A escolha de Boulos como mediador marca uma nova estratégia governamental para lidar com a crise dos combustíveis, buscando estabelecer um “diálogo social” com a categoria antes que a insatisfação resulte em paralisações. Uma reunião de emergência foi agendada para esta quarta-feira (25) no Ministério dos Transportes, com a participação do ministro Renan Filho e técnicos da Casa Civil.

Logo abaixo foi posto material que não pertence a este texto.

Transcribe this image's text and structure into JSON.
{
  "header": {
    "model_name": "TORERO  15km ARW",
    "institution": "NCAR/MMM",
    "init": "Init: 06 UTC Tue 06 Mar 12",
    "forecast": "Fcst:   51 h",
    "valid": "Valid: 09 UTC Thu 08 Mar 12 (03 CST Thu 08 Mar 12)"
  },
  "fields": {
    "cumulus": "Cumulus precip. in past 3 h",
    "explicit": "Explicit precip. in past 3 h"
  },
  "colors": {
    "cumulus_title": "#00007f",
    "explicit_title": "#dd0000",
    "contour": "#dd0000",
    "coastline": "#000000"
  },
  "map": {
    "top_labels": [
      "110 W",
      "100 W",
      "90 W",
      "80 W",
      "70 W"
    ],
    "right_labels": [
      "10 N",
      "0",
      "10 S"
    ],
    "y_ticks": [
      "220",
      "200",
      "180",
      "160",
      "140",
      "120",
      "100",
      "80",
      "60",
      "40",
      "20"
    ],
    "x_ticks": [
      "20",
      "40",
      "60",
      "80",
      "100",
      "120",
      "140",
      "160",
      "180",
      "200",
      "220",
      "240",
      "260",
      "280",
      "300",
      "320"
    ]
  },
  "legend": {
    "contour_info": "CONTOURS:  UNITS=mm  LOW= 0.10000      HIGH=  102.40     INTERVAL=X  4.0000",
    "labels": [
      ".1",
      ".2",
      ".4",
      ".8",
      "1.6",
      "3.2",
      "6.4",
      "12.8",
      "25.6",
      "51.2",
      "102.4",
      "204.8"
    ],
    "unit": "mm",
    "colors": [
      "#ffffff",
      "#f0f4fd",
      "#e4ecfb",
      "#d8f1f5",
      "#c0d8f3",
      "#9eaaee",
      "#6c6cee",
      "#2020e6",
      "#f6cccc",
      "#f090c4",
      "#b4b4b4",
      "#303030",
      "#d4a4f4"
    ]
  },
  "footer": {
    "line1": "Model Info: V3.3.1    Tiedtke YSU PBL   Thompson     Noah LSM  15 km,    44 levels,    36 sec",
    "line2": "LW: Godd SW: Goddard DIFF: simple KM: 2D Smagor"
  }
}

O cenário atual apresenta desafios significativos para o setor de transportes brasileiro:
* As tensões no Estreito de Ormuz têm pressionado os preços do petróleo globalmente, anulando possíveis benefícios das mudanças nas sanções ao petróleo russo
* O governo busca equilibrar a necessidade de pacificação das rodovias com a preservação do ajuste fiscal, evitando repetir o modelo de subsídios diretos implementado em 2018
* Uma nova proposta em estudo sugere o direcionamento de parte dos dividendos da Petrobras para criar um mecanismo de compensação de preços
A solução em discussão nos bastidores prevê a criação de um fundo de estabilização, que funcionaria como um “colchão” para amortecer a volatilidade dos preços internacionais. Esta iniciativa ainda necessita de adequação legal e enquadramento fiscal para sua implementação, mas representa uma alternativa que não comprometeria diretamente o Orçamento da União.
O papel de Boulos como interlocutor político demonstra a tentativa do governo de estabelecer uma ponte de diálogo com as principais entidades do setor, incluindo a CNTA e CNTRC, buscando evitar uma potencial greve que poderia agravar ainda mais a situação econômica do país.